12/27/2020: All Capitol Hill Can Agree -- Let's Help People with Disabilities Find Jobs!

There's one goal that Democrats and Republicans can get behind: Helping people with disabilities who are currently drawing Social Security to find paying work. 

The Biden campaign outlined several proposals to benefit Americans with disabilities -- starting with enforcing laws already on the books. Biden's disability goals include a whole section on expanding "competitive, integrated employment opportunities for people with disabilities." 

That's a welcome change. The Trump administration said that the country could save $49 billion over five years if only disabled Americans could join the work force and stop taking Social Security benefits. 

That figure is more like $3.5 billion over five years, according to Social Security expert David Weaver. "The vast majority of beneficiaries do not [work] for the simple reason that their health prevents them from working," he writes. 

Still, it's an attractive goal, if only to give people with disabilities the independence and agency many long for. 

But how do we do it? Weaver touts tweaking an existing program as a route to bipartisan action. That program is ‘Ticket to Work,’ created in 1999. 

TTW helps with planning (via Work Incentives Planning and Assistance organizations -- WIPAs -- who know the legal ropes), and job preparation and placement. 

The WIPAs guide the would-be working disabled through a mess of work incentives and another mess of tax regulations for the impact of earned income on Social Security benefits, among other things. 

Job prep and placement once went exclusively through state Vocational Rehabilitation agencies. [Full disclosure: I use two excellent hearing aids that were provided to me through a Texas VR program.] The TTW program added the option of using private-sector Employment Networks for job placement. 

Weaver says TTW could use more funding for WIPAs and a way for young people with disabilities to transition into the program. 

Sounds good to us! Let's get on our phones to Congress starting January 21st. 

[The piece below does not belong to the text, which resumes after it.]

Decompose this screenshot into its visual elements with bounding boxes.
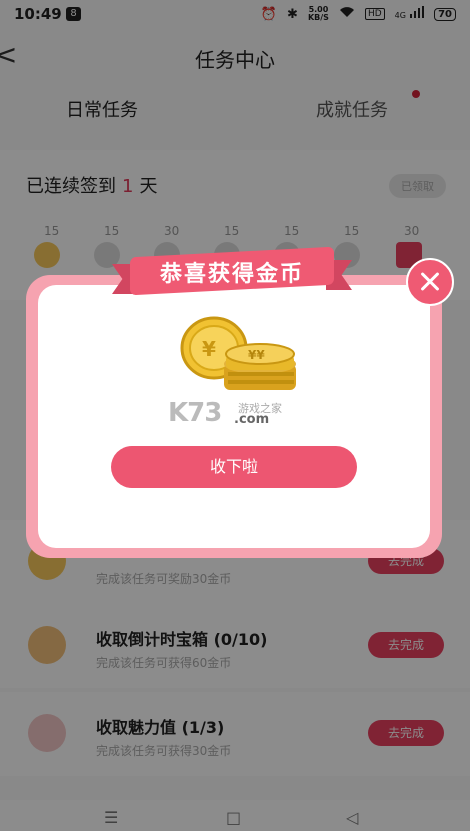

Do you think that disabled people on Social Security who can work, even if it's menial work, should be required to take jobs? (We suspect that this was the unstated goal of Trumpian "reforms" in Social Security for the disabled.) If not, how can we make sure that the work option remains voluntary? Do you think people with disabilities should get a special boost when it comes to finding work -- i.e. employment incentives for the company that hires these people?